BAND always prints a number of charge analyses. Namely the Voronoi charges, the Mulliken analysis, and the Hirshfeld charges. The calculation comes at virtually no cost, so there are no keys associated with it. This is different for the Bader analysis.

Bader Analysis (AIM)

GridBasedAIM (block-type)

Invoke the ultra fast grid based Bader analysis.[33, 34]

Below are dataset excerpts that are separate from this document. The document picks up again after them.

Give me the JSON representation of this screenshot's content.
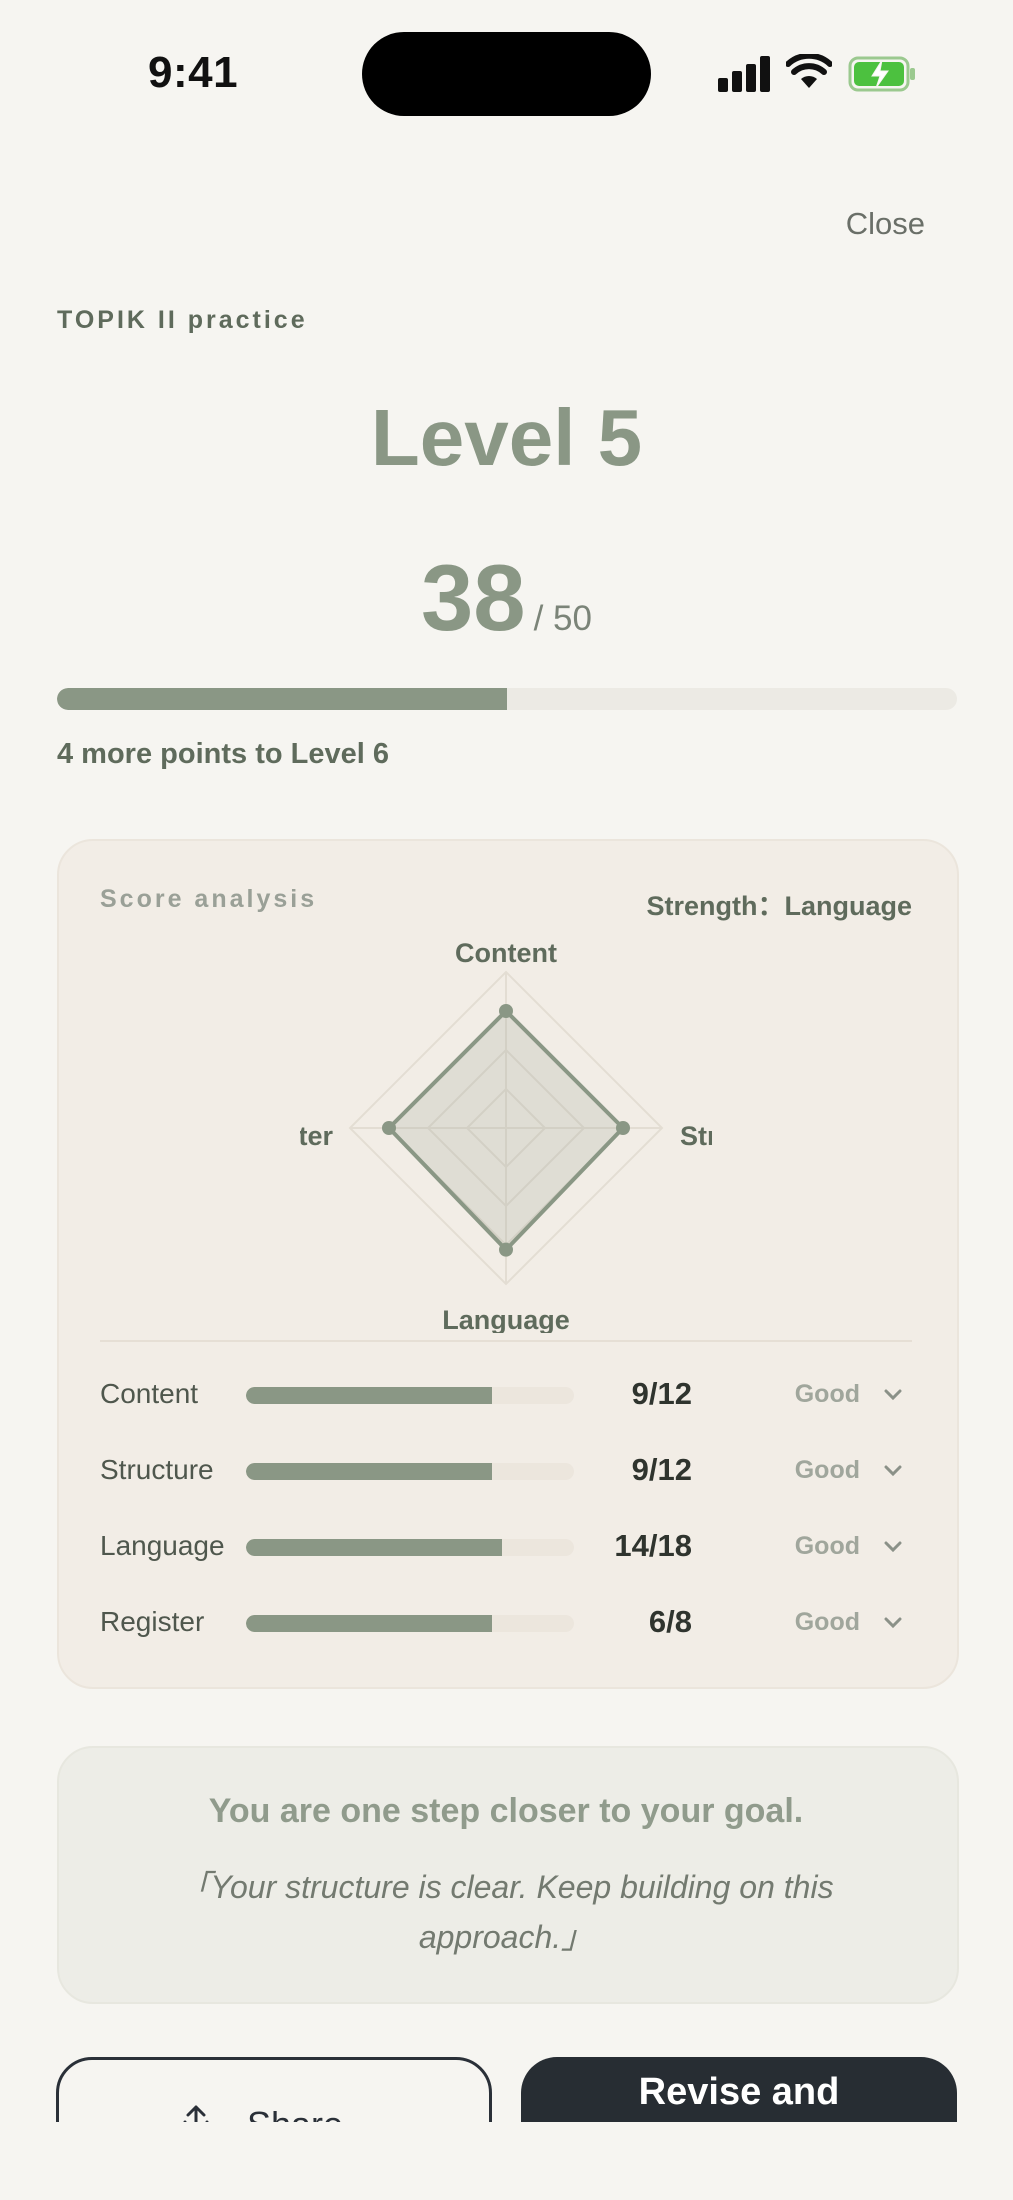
{
  "status_bar": {
    "time": "9:41"
  },
  "header": {
    "close_label": "Close"
  },
  "result": {
    "exam_label": "TOPIK II practice",
    "level": "Level 5",
    "score": "38",
    "score_total": "/ 50",
    "progress_fraction": 0.5,
    "next_level_text": "4 more points to Level 6"
  },
  "analysis": {
    "title": "Score analysis",
    "strength": "Strength：Language",
    "radar_axes": [
      "Content",
      "Structure",
      "Language",
      "Register"
    ],
    "radar_values": [
      0.75,
      0.75,
      0.78,
      0.75
    ],
    "rows": [
      {
        "label": "Content",
        "score": "9/12",
        "fraction": 0.75,
        "grade": "Good"
      },
      {
        "label": "Structure",
        "score": "9/12",
        "fraction": 0.75,
        "grade": "Good"
      },
      {
        "label": "Language",
        "score": "14/18",
        "fraction": 0.78,
        "grade": "Good"
      },
      {
        "label": "Register",
        "score": "6/8",
        "fraction": 0.75,
        "grade": "Good"
      }
    ]
  },
  "feedback": {
    "headline": "You are one step closer to your goal.",
    "quote": "「Your structure is clear. Keep building on this approach.」"
  },
  "actions": {
    "share_label": "Share",
    "revise_label": "Revise and"
  },
  "colors": {
    "accent": "#8a9785",
    "dark_button": "#272d33",
    "background": "#f6f5f1"
  }
}
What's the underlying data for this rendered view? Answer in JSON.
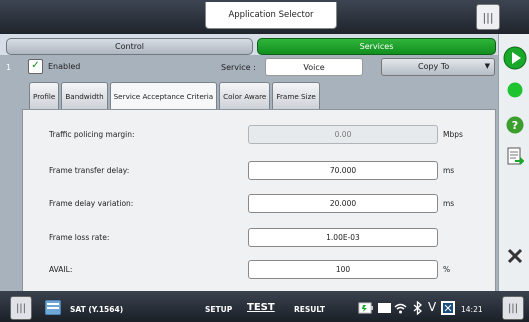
{
  "header": {
    "app_selector": "Application Selector"
  },
  "tabs": {
    "control": "Control",
    "services": "Services"
  },
  "service_row": {
    "index": "1",
    "enabled_label": "Enabled",
    "enabled_checked": true,
    "service_label": "Service :",
    "service_value": "Voice",
    "copy_to_label": "Copy To"
  },
  "subtabs": [
    "Profile",
    "Bandwidth",
    "Service Acceptance Criteria",
    "Color Aware",
    "Frame Size"
  ],
  "active_subtab": "Service Acceptance Criteria",
  "fields": [
    {
      "label": "Traffic policing margin:",
      "value": "0.00",
      "unit": "Mbps",
      "disabled": true
    },
    {
      "label": "Frame transfer delay:",
      "value": "70.000",
      "unit": "ms",
      "disabled": false
    },
    {
      "label": "Frame delay variation:",
      "value": "20.000",
      "unit": "ms",
      "disabled": false
    },
    {
      "label": "Frame loss rate:",
      "value": "1.00E-03",
      "unit": "",
      "disabled": false
    },
    {
      "label": "AVAIL:",
      "value": "100",
      "unit": "%",
      "disabled": false
    }
  ],
  "bottom_bar": {
    "app_name": "SAT (Y.1564)",
    "setup": "SETUP",
    "test": "TEST",
    "result": "RESULT",
    "time": "14:21"
  },
  "colors": {
    "accent_green": "#19a82a",
    "top_bar": "#2a313b"
  },
  "icons": [
    "start-icon",
    "status-led-icon",
    "help-icon",
    "report-icon",
    "close-icon",
    "app-icon",
    "battery-icon",
    "network-icon",
    "wifi-icon",
    "bluetooth-icon",
    "v-icon",
    "screen-icon"
  ]
}
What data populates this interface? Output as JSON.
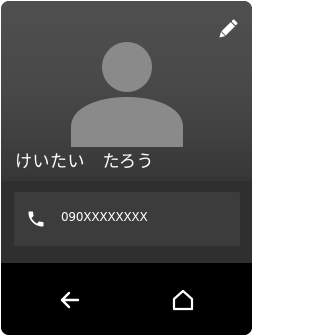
{
  "contact": {
    "name": "けいたい　たろう",
    "phone_number": "090XXXXXXXX"
  },
  "icons": {
    "edit": "pencil-icon",
    "avatar": "person-silhouette-icon",
    "phone": "phone-icon",
    "back": "arrow-left-icon",
    "home": "home-icon"
  },
  "colors": {
    "header_top": "#4f4f4f",
    "header_bottom": "#363636",
    "body_bg": "#2f2f2f",
    "card_bg": "#3c3c3c",
    "avatar_fill": "#8a8a8a",
    "nav_bg": "#000000",
    "text": "#ffffff"
  }
}
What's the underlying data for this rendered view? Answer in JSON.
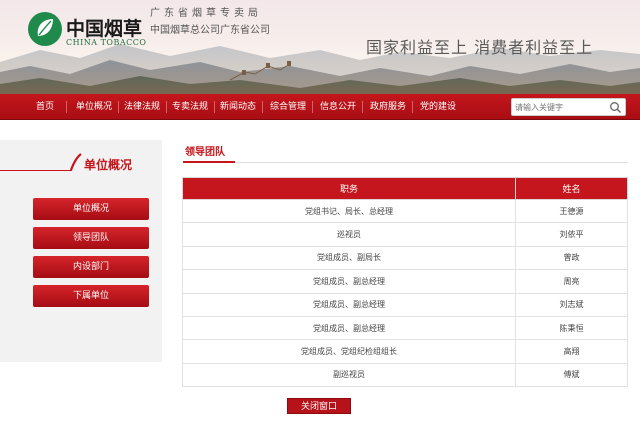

   {SmallDensity rhosmall }
   {Iterations n }
   {UseStartDensity [false | true] }
(Default: 1e-6) Where rhosmall is the value below which the density is ignored. This should not be chosen too small because it may lead to unassignable grid points.
(Default: 40) The number n determines the maximum number of steps that may be taken to find the nuclear attractor for a grid point.
(Default: false) handles whether the analysis is performed on the startup density (true) rather than on the final density (false).
AIMCriticalPoints (block-type)

Also the critical points of the density can be determined. The algorithm starts from a regular mesh of points, and from each of these it walks towards its corresponding critical point.

    { GridPadding pad }
    { GridSpacing space }
    { eqvPointsTol tol }
(Default: 0.7 Bohr) pad determines how much extra space is added to the starting guess domain in the search for the critical points.
(Default: 0.5 Bohr) The variable space determines the distance between the initial trial points.
(Default: 0.27 Bohr) tol is used as a criterion to whether or not two critical points are the same.


The Bader (AIM) analysis is performed on the fitted density (see Density fitting (Zlm Fit)). We advise to use a Good (or better) ZlmFit quality.